Si bien los dirigentes del PJ sabían de la presencia de Nuevo Encuentro (Sabbatella) y otras agrupaciones kirchneristas como Kolina (de Alicia Kirchner), Miles (Luis D’Elía), y el Frente Transversal (Edgardo Depetri), el factor de mayor discordancia fue la presencia de Boudou, no conocida por los jefes comunales.

Ante esta novedad, intendentes del Fénix y el resto de los Esmeralda le plantearon a Espinoza que no participarían del acto, y amenazaron con hacer detonar el principio de acuerdo que venía trabajándose en las reuniones anteriores.

El titular del PJ bonaerense inició entonces unas negociaciones de emergencia para evitar una ruptura abierta, que incluyeron varios viajes entre la sede del Frente Nacional Peronista y el centro cultural “Caras y Caretas”, a solo dos cuadras de allí, donde iba a desarrollarse el acto. Tras más de cuatro horas de charlas y en medio de una visible tensión, las partes acordaron no participar del acto, aduciendo como razón las presencias de Boudou y D’Elía. Aunque había otras figuras incómodas, prefirieron obviarlas en pos de mantener los puentes en pie.

Uno de los primeros que se retiró fue el intendente de Lomas de Zamora, Martín Insaurralde, quien discutió a los gritos con sus pares y se fue visiblemente enojado. Finalmente, el diputado nacional Eduardo “Wado” De Pedro, erigido como “negociador” por La Cámpora, dio libertad de acción a los jefes comunales, de modo de evitar que la sangre llegue al río. “Aceptamos a (la expresidenta) Cristina (Fernández), pero hay presencias que no podemos tolerar”, avisaron los intendentes que se retiraron sin pasar por el Suterh.

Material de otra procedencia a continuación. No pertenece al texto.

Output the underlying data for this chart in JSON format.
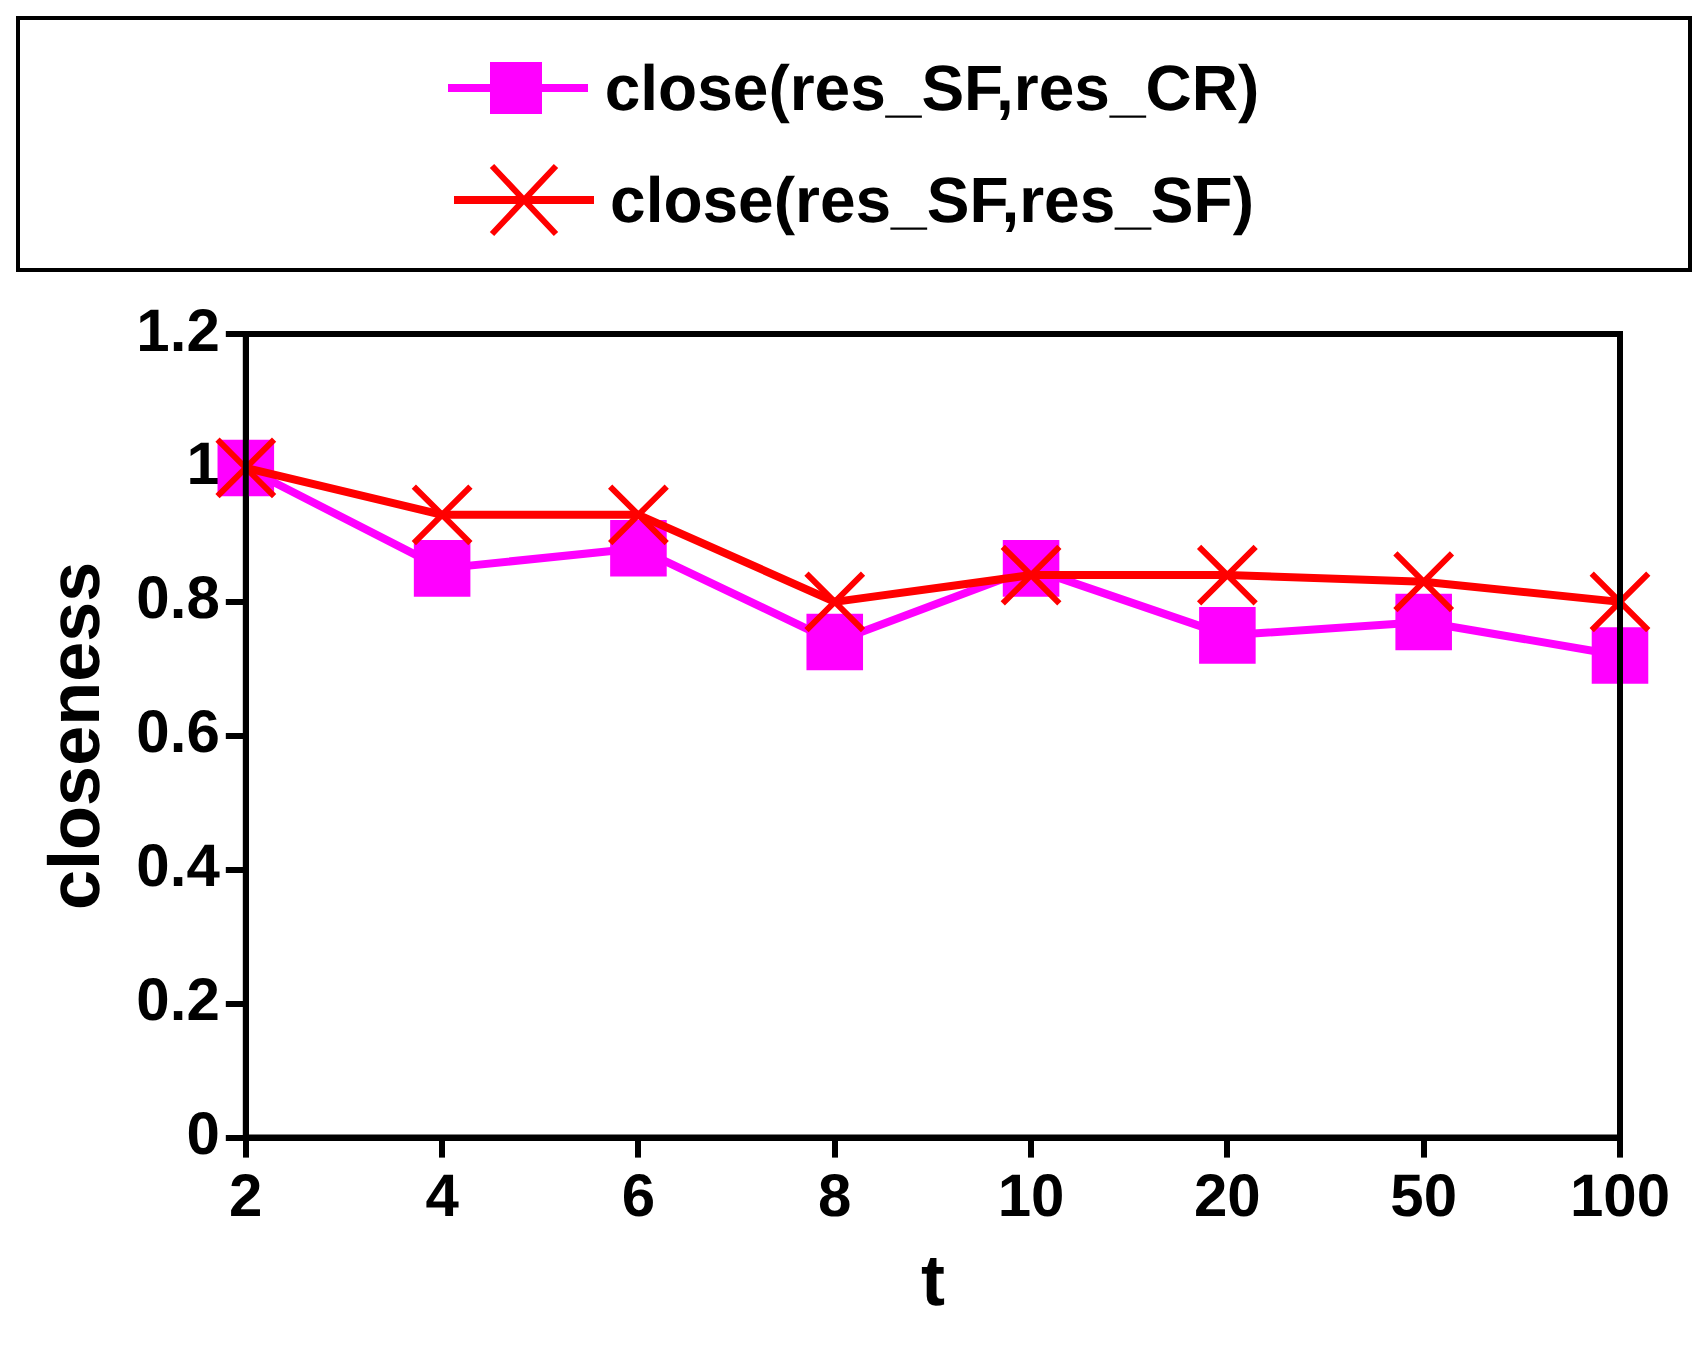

Sí fueron parte del acto los kirchneristas Mario Secco (Ensenada), Jorge Ferraresi (Avellaneda), Alberto Descalzo (Ituzaingó), Francisco Durañona (San Antonio de Areco), y Walter Festa (Moreno). Quedó en “off side” Verónica Magario, de La Matanza, ya que su jefe político decidió no asistir para acompañar a los intendentes enojados.

Oficialmente se explicó que la intendenta había llegado al acto antes de que se decidiera el faltazo. Sin embargo, en el PJ muchos interpretaron que Espinoza buscó garantizar su presencia a ambos lados de la “grieta” peronista.